Zusätzlich müssen für die Qualifikation des § 188 StGB mehrere Tatbestandsmerkmale hinzukommen. Zum einen muss die Tat „öffentlich, in einer Versammlung oder durch Verbreiten eines Inhalts (§ 11 Absatz 3)“ verübt worden sein. Des Weiteren greift die Qualifikation nur, wenn die Tat „aus Beweggründen begangen [wurde], die mit der Stellung des Beleidigten im öffentlichen Leben zusammenhängen“.
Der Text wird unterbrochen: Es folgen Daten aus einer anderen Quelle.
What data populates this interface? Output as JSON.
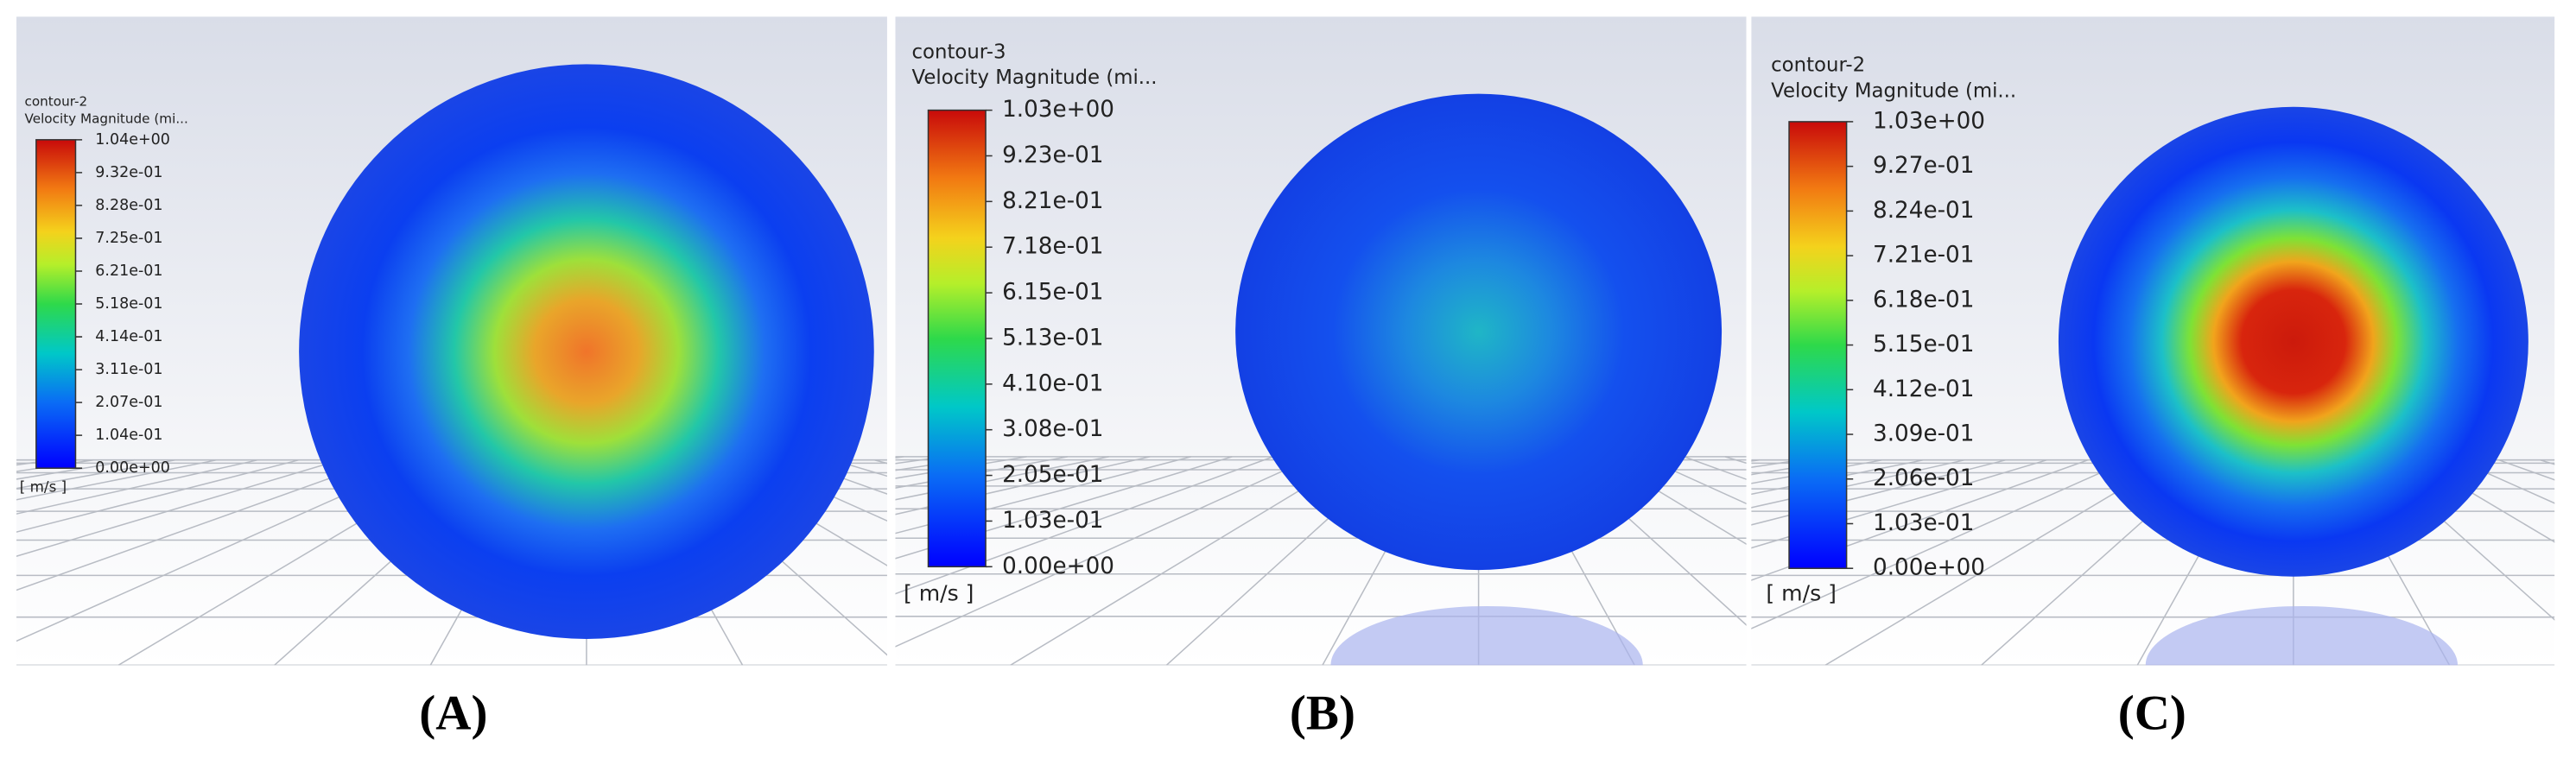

Insbesondere muss die Behauptung bzw. das Werturteil des Täters geeignet sein, die öffentliche Betätigung des Betroffenen deutlich zu beeinträchtigen, indem es dessen Lauterkeit oder Glaubwürdigkeit hinterfragt und ihn diskreditiert (ansonsten kommen nur die allgemeinen Vorschriften über Beleidigung, üble Nachrede und Verleumdung zur Anwendung). Auf bestimmte Tätigkeiten des Betroffenen braucht sich der Täter nicht zu beziehen. Ob die Tat geeignet ist, ihn nachhaltig zu tangieren, hängt nach einer Literaturmeinung lediglich vom Inhalt der Behauptungen ab, nicht hingegen von bestimmten Tatumständen oder dem Umfang des beeinflussten Personenkreises.[9] Nach dem Oberlandesgericht Celle und einer weiteren Literaturmeinung[10] ist dagegen die Geeignetheit unter Berücksichtigung der Gesamtumstände – „wie der Glaubwürdigkeit des Täters, der Art der Verbreitung und der Größe des erreichten Personenkreises“[11] – zu bestimmen.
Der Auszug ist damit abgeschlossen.